Il faut cependant rester réaliste. La fin des frais de roaming va certes impacter les résultats des opérateurs, mais cette annonce ne date pas d’hier et les opérateurs se préparent à ce changement depuis bien longtemps. Les investissements massifs dans la fibre ou les réseaux (Vodafone en tête), les rapprochements avec les câblos et la consolidation générale du secteur en sont une des conséquences. De plus, la hausse du volume des communications résultant de cette disparition des frais de roaming va être positive pour les groupes bien implantés en Europe comme Deutsche Telekom ou Vodafone. Un changement dans le secteur qui n’a donc pas que des inconvénients et qui entraîne également moins de tracasseries administratives pour les opérateurs.

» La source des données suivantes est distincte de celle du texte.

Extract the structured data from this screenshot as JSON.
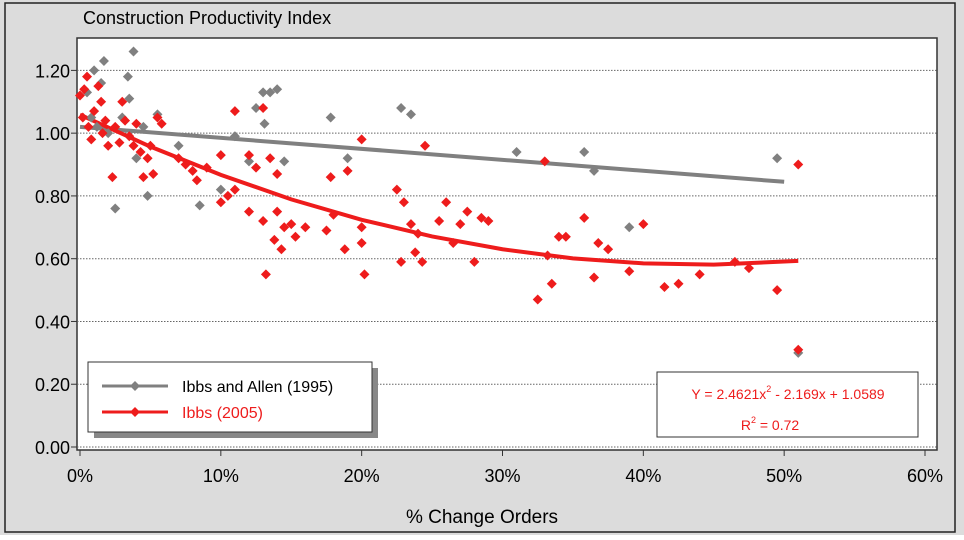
{
  "chart_data": {
    "type": "scatter",
    "title": "Construction Productivity Index",
    "x_label": "% Change Orders",
    "xlim": [
      0,
      60
    ],
    "ylim": [
      0,
      1.3
    ],
    "xticks": [
      {
        "value": 0,
        "label": "0%"
      },
      {
        "value": 10,
        "label": "10%"
      },
      {
        "value": 20,
        "label": "20%"
      },
      {
        "value": 30,
        "label": "30%"
      },
      {
        "value": 40,
        "label": "40%"
      },
      {
        "value": 50,
        "label": "50%"
      },
      {
        "value": 60,
        "label": "60%"
      }
    ],
    "yticks": [
      {
        "value": 0,
        "label": "0.00"
      },
      {
        "value": 0.2,
        "label": "0.20"
      },
      {
        "value": 0.4,
        "label": "0.40"
      },
      {
        "value": 0.6,
        "label": "0.60"
      },
      {
        "value": 0.8,
        "label": "0.80"
      },
      {
        "value": 1,
        "label": "1.00"
      },
      {
        "value": 1.2,
        "label": "1.20"
      }
    ],
    "grid": true,
    "legend": "lower-left",
    "series": [
      {
        "name": "Ibbs and Allen (1995)",
        "color": "#808080",
        "x": [
          0.5,
          1,
          1.5,
          1.7,
          0.8,
          1.2,
          2,
          2.5,
          3,
          3.4,
          3.5,
          3.8,
          4,
          4.5,
          4.8,
          5.5,
          7,
          8.5,
          10,
          11,
          12,
          12.5,
          13,
          13.1,
          13.5,
          14,
          14.5,
          17.8,
          19,
          22.8,
          23.5,
          31,
          35.8,
          36.5,
          39,
          49.5,
          51
        ],
        "values": [
          1.13,
          1.2,
          1.16,
          1.23,
          1.05,
          1.02,
          1.0,
          0.76,
          1.05,
          1.18,
          1.11,
          1.26,
          0.92,
          1.02,
          0.8,
          1.06,
          0.96,
          0.77,
          0.82,
          0.99,
          0.91,
          1.08,
          1.13,
          1.03,
          1.13,
          1.14,
          0.91,
          1.05,
          0.92,
          1.08,
          1.06,
          0.94,
          0.94,
          0.88,
          0.7,
          0.92,
          0.3
        ]
      },
      {
        "name": "Ibbs (2005)",
        "color": "#ee1c1c",
        "x": [
          0,
          0.3,
          0.5,
          0.2,
          0.6,
          0.8,
          1,
          1.3,
          1.5,
          1.6,
          1.8,
          2,
          2.3,
          2.5,
          2.8,
          3,
          3.2,
          3.5,
          3.8,
          4,
          4.3,
          4.5,
          4.8,
          5,
          5.2,
          5.5,
          5.8,
          7,
          7.5,
          8,
          8.3,
          9,
          10,
          10,
          10.5,
          11,
          11,
          12,
          12,
          12.5,
          13,
          13,
          13.2,
          13.5,
          13.8,
          14,
          14,
          14.3,
          14.5,
          15,
          15.3,
          16,
          17.5,
          17.8,
          18,
          18.8,
          19,
          20,
          20,
          20,
          20.2,
          22.5,
          22.8,
          23,
          23.5,
          23.8,
          24,
          24.3,
          24.5,
          25.5,
          26,
          26.5,
          27,
          27.5,
          28,
          28.5,
          29,
          32.5,
          33,
          33.2,
          33.5,
          34,
          34.5,
          35.8,
          36.5,
          36.8,
          37.5,
          39,
          40,
          41.5,
          42.5,
          44,
          46.5,
          47.5,
          49.5,
          51,
          51
        ],
        "values": [
          1.12,
          1.14,
          1.18,
          1.05,
          1.02,
          0.98,
          1.07,
          1.15,
          1.1,
          1.0,
          1.04,
          0.96,
          0.86,
          1.02,
          0.97,
          1.1,
          1.04,
          0.99,
          0.96,
          1.03,
          0.94,
          0.86,
          0.92,
          0.96,
          0.87,
          1.05,
          1.03,
          0.92,
          0.9,
          0.88,
          0.85,
          0.89,
          0.93,
          0.78,
          0.8,
          1.07,
          0.82,
          0.93,
          0.75,
          0.89,
          1.08,
          0.72,
          0.55,
          0.92,
          0.66,
          0.75,
          0.87,
          0.63,
          0.7,
          0.71,
          0.67,
          0.7,
          0.69,
          0.86,
          0.74,
          0.63,
          0.88,
          0.98,
          0.7,
          0.65,
          0.55,
          0.82,
          0.59,
          0.78,
          0.71,
          0.62,
          0.68,
          0.59,
          0.96,
          0.72,
          0.78,
          0.65,
          0.71,
          0.75,
          0.59,
          0.73,
          0.72,
          0.47,
          0.91,
          0.61,
          0.52,
          0.67,
          0.67,
          0.73,
          0.54,
          0.65,
          0.63,
          0.56,
          0.71,
          0.51,
          0.52,
          0.55,
          0.59,
          0.57,
          0.5,
          0.9,
          0.31
        ]
      }
    ],
    "trendlines": [
      {
        "color": "#808080",
        "x": [
          0,
          50
        ],
        "values": [
          1.02,
          0.845
        ]
      },
      {
        "color": "#ee1c1c",
        "x": [
          0,
          5,
          10,
          15,
          20,
          25,
          30,
          35,
          40,
          45,
          51
        ],
        "values": [
          1.059,
          0.957,
          0.867,
          0.789,
          0.724,
          0.671,
          0.63,
          0.601,
          0.585,
          0.581,
          0.593
        ]
      }
    ],
    "equation": [
      "Y = 2.4621x",
      "2",
      " - 2.169x + 1.0589"
    ],
    "r_squared": [
      "R",
      "2",
      " = 0.72"
    ]
  }
}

Nous avons récemment revu notre avis sur le secteur des télécoms de neutre à surpondérer étant donné les évolutions positives du secteur et les perspectives à moyen terme. Le faible poids du secteur dans l’indice européen Stoxx 600 (moins de 5%) justifie aussi une recommandation plus positive sur le secteur, avec une capitalisation boursière totale relative au marché européen à un plus bas historique.
En Europe, nous privilégions Vodafone pour son leadership sur le mobile, son exposition géographique et sa politique d’investissement et de renforcement dans le domaine de la téléphonie fixe et mobile. Nous apprécions également Orange pour sa politique de dividende prudente mais aussi pour le potentiel offert par l’exposition africaine, espagnole et surtout française où une consolidation du secteur est toujours possible à moyen terme.